According to a new study, 90 per cent of fungi, 85 per cent of plants, over 50 per cent of bacteria, and 59 per cent of life overall dwells in this ecosystem – double what many previously thought.

A recent analysis has found that soil – the top layer of the Earth’s crust that’s composed of a mixture of water, gases, minerals, and organic matter – is home to more than half of all life on the planet, making it the single most species-rich habitat in the world.

The study, which was published in the Proceedings of the National Academy of Sciences, is the first to tally the total number of dwellers underground, discovering that the new figure is double what was previously thought to be the case.

To come to this conclusion, researchers amassed estimates of how many fungi, plants, bacteria, and other creatures reside beneath our feet.

According to their findings, 59 per cent of all species depend on this ecosystem for their survival, including 90 per cent of fungi, 85 per cent of plants, and over 50 per cent of bacteria. At 3.8 per cent, mammals are the group least associated with soils.

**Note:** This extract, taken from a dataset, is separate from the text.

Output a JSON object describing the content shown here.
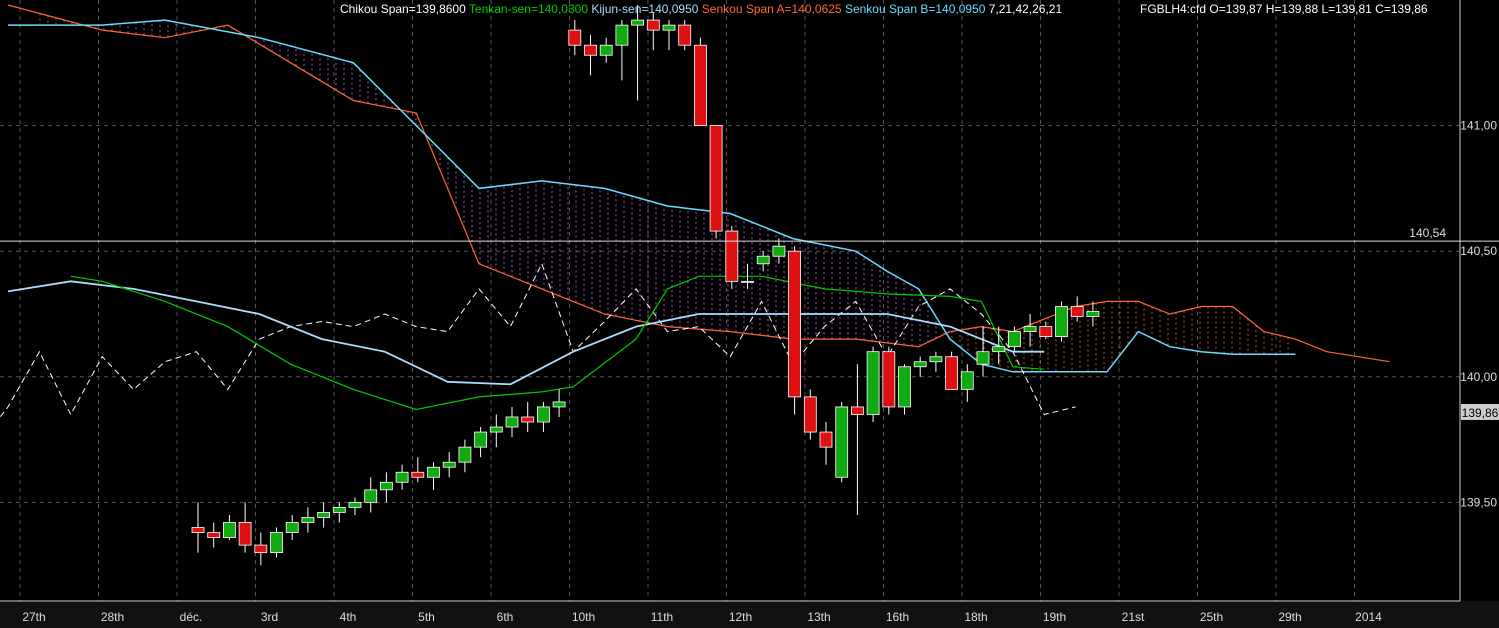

‘Here, we show that soil is likely home to 59 per cent of life including everything from microbes to mammals, making it the singular most biodiverse habitat on Earth,’ reads the paper, which is a review of existing literature. The actual figure could be even higher as soils are so understudied.

What’s more important than these numbers, however, are the functions that this biodiversity performs.

The life within the soil not only helps to produce what we eat (it’s where 95 per cent of the world’s food is grown), but plays a crucial role in holding the soil together and even gives us potential sources for new antibiotics and medicines.

Soils also hold three times as much carbon as vegetation and twice as much as the atmosphere. This, as we know, is integral to soaking up the massive amounts of heat-trapping emissions that are driving our worsening ecological emergency.

With this in mind, the analysis highlights the urgent need to protect soil, which has historically been left out of wider debates about nature protections because we know so little about it, and which is under increasing threat from heat, drought, flooding, and intensive farming.

In fact, a third of the planet’s land is severely degraded and 24bn tonnes of fertile soil are lost every year through intensive farming alone, as revealed by a UN-backed study, the Global Land Outlook.

‘Soils are under enormous pressure, whether from agricultural intensification, climate change, invasive species and much more,’ says author, Dr Mark Anthony, who is an ecologist at the Swiss Federal Institute for Forest, Snow, and Landscape Research (WSL).

‘Our study shows that the diversity in soils is great and correspondingly important, so they should be given much more consideration in conservation. Organisms in soil play an outweighed impact on the balance of our planet. Their biodiversity matters because soil life affects climate change feedbacks, global food security, and even human health.’